Further light was shed on the company’s two-pronged approach, with Turing BioResponse developed for clinical teams and Turing BioDiscovery for biopharma research and development. The company, which has teams in Newcastle and Lyon, recently closed a pre-seed round of £889,000 and is working to expand its clinician network and further validate the model through biopharma collaborations. 

Senior lecturer at King’s College London and expert in cell phenotyping, Davide Danovi shared details of the work his company Migration Biotherapeutics is doing to improve treatment options for glioblastoma, among the most common and deadliest types of brain cancer. With plans for a medical device that would fill surgical space in the brain and attract residual cancer cells onto a catheter where they can be treated more effectively, he shared the company is seeking up to £1 million in seed funding. 

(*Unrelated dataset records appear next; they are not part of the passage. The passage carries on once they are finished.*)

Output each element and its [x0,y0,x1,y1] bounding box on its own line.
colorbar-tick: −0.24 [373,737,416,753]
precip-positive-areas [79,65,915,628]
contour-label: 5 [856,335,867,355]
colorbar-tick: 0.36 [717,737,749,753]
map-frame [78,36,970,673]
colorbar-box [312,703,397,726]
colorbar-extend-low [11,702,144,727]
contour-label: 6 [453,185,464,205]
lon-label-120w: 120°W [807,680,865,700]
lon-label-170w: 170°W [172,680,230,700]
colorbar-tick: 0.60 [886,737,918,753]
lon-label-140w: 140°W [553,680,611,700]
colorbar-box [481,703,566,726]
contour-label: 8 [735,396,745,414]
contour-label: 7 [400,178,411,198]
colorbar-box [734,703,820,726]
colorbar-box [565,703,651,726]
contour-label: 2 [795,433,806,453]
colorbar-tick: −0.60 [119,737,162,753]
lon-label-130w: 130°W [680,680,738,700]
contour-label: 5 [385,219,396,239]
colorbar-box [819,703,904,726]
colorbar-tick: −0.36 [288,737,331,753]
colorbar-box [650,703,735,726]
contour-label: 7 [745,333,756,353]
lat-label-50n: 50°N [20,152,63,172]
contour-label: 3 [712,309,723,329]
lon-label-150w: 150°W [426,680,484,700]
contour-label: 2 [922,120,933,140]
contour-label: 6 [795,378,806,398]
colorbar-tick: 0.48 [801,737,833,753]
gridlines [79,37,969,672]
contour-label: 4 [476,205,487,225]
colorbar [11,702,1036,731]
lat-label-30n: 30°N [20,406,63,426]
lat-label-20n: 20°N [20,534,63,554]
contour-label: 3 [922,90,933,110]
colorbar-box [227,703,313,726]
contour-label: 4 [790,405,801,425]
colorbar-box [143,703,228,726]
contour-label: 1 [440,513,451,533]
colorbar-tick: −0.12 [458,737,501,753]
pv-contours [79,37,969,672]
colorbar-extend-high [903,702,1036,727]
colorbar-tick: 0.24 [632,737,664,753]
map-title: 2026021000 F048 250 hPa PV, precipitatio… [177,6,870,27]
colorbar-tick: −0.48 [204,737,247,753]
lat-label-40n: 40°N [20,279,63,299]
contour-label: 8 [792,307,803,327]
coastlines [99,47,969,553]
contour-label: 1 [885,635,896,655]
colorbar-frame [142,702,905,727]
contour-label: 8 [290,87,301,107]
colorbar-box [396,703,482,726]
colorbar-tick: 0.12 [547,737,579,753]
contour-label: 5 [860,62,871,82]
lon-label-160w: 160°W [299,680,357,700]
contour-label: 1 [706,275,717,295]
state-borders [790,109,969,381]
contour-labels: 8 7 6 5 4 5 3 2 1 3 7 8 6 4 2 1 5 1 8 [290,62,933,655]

Holly Health CEO Grace Gimson walked the audience through some impressive figures from the company’s work addressing population-level health challenges with NHS trusts and large employers. A digital health and well-being coach, the Holly Health app helps users make positive lifestyle changes, for example by improving sleep, smoking cessation, and reducing their alcohol consumption. Earlier this year, the value of the company’s work was underlined with a £545,000 UKRI grant.

Holly Health has already supported 20,000 people and is currently in late-stage partnership negotiations with a number of large employer well-being providers, in addition to receiving interest from big-name insurance companies with a cumulative 120 million clients. Although Holly Health recently closed a round, they are open to further conversations with investors and aim to be cash-flow positive from next year.

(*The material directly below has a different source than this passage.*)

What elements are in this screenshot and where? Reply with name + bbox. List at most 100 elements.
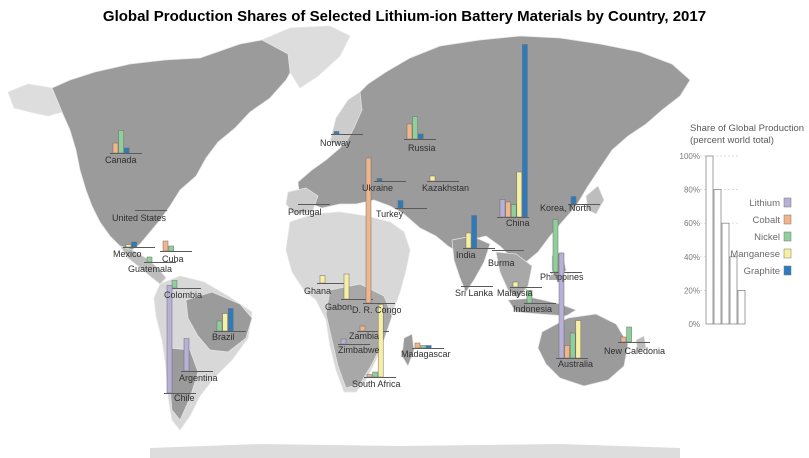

Anjui Wu, co-founder and CEO of Cansor, explained the company’s novel approach to screening for prostate cancer in men which relies on ctDNA (circulating tumour DNA) instead of, or in addition to the current standard prostate-specific antigen (PSA) test. One approach would see the company’s prostate cancer methylation test replace the now-standard PSA as a frontline screening tool, reducing the burden on physicians from providing counselling to large numbers of patients with uncertain PSA results. The other approach would see only patients with a PSA above a set threshold referred for a ctDNA test, which then determines whether they are referred for treatment. 

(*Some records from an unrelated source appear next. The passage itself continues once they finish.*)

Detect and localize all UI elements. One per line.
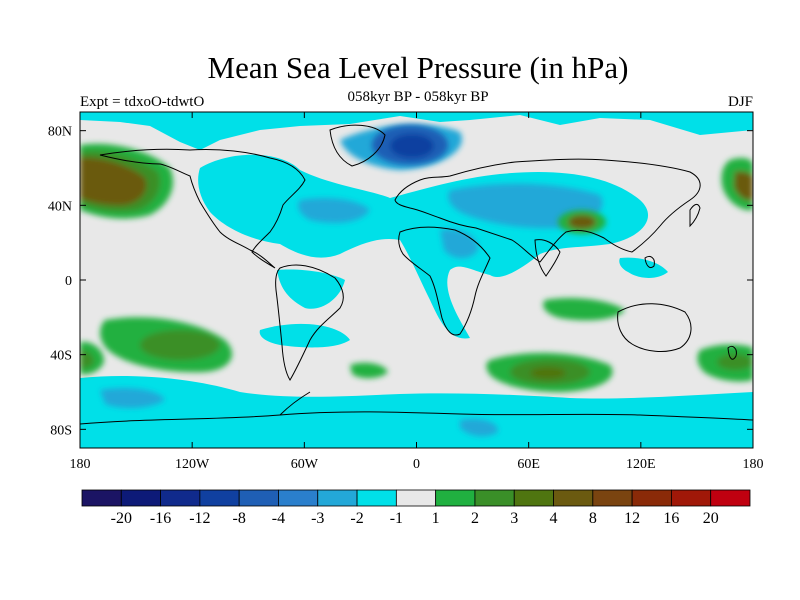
colorbar-swatch <box>160 489 201 507</box>
colorbar-swatch <box>631 489 672 507</box>
colorbar-swatch <box>671 489 712 507</box>
lon-label: 0 <box>413 457 420 472</box>
colorbar-label: -16 <box>150 510 171 527</box>
lat-label: 80S <box>50 423 72 438</box>
map-title: Mean Sea Level Pressure (in hPa) <box>207 50 629 85</box>
colorbar-label: 8 <box>589 510 597 527</box>
colorbar-label: 16 <box>663 510 679 527</box>
lat-label: 40S <box>50 349 72 364</box>
colorbar-swatch <box>278 489 319 507</box>
arctic-low <box>372 125 448 165</box>
map-axis-ticks: 80N 40N 0 40S 80S 180 120W 60W 0 60E 120E 180 <box>48 112 764 472</box>
lon-label: 60W <box>291 457 319 472</box>
colorbar-label: -2 <box>350 510 363 527</box>
lat-label: 80N <box>48 125 72 140</box>
colorbar: -20 -16 -12 -8 -4 -3 -2 -1 1 2 3 4 8 12 16 20 <box>81 489 751 527</box>
lon-label: 60E <box>517 457 540 472</box>
colorbar-swatch <box>120 489 161 507</box>
colorbar-swatch <box>317 489 358 507</box>
lon-label: 120E <box>626 457 656 472</box>
colorbar-swatch <box>81 489 122 507</box>
colorbar-swatch <box>395 489 437 507</box>
colorbar-label: -3 <box>311 510 324 527</box>
map-subtitle: 058kyr BP - 058kyr BP <box>347 89 489 105</box>
colorbar-swatch <box>435 489 476 507</box>
colorbar-label: -1 <box>390 510 403 527</box>
colorbar-label: 4 <box>550 510 558 527</box>
colorbar-swatch <box>238 489 279 507</box>
lat-label: 40N <box>48 199 72 214</box>
lon-label: 180 <box>70 457 91 472</box>
positive-anomaly-regions <box>80 143 753 393</box>
colorbar-label: 12 <box>624 510 640 527</box>
colorbar-swatch <box>474 489 515 507</box>
colorbar-swatch <box>592 489 633 507</box>
coastlines <box>80 124 753 425</box>
colorbar-swatch <box>710 489 751 507</box>
lon-label: 180 <box>743 457 764 472</box>
colorbar-label: 20 <box>703 510 719 527</box>
colorbar-label: 2 <box>471 510 479 527</box>
colorbar-label: -8 <box>233 510 246 527</box>
colorbar-label: 1 <box>432 510 440 527</box>
season-label: DJF <box>727 94 753 110</box>
colorbar-swatch <box>356 489 397 507</box>
pressure-field <box>80 112 753 448</box>
lat-label: 0 <box>65 274 72 289</box>
experiment-label: Expt = tdxoO-tdwtO <box>80 94 205 110</box>
colorbar-label: 3 <box>510 510 518 527</box>
colorbar-swatch <box>553 489 594 507</box>
colorbar-swatch <box>199 489 240 507</box>
colorbar-label: -20 <box>111 510 132 527</box>
colorbar-label: -12 <box>189 510 210 527</box>
lon-label: 120W <box>175 457 210 472</box>
colorbar-label: -4 <box>272 510 285 527</box>
colorbar-swatch <box>513 489 554 507</box>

Neuroute founder and CEO Livia Ng wrapped up the pitching session with a high-energy appeal to speed up slow-moving clinical trials. Over the past two decades, the number of clinical trials has tripled but the length of time it takes to design and execute a trial has not improved. Over 86% of clinical trials are delayed by six months or more, and recruitment problems mean it takes 12 years on average to deliver a new treatment to patients. Positioning the company as an AI SaaS platform for clinical trial planning and enrollment, Livia shared how her company’s tools facilitate data-driven trial planning tailored to specific customers, streamlining a convoluted workflow and putting clinical information in the right place. Livia left the audience with a question: what would it mean for patients and their families if we could solve incurable disease sooner?

The audience also heard from Julie Devonshire OBE, Director of the Entrepreneurship Institute at King’s College London, Anna King of the South London Health Innovation Network, and Georgina Rizik, Chief Executive at SC1, London’s life sciences innovation district.

Thanks to everyone who attended and to our founders for their time!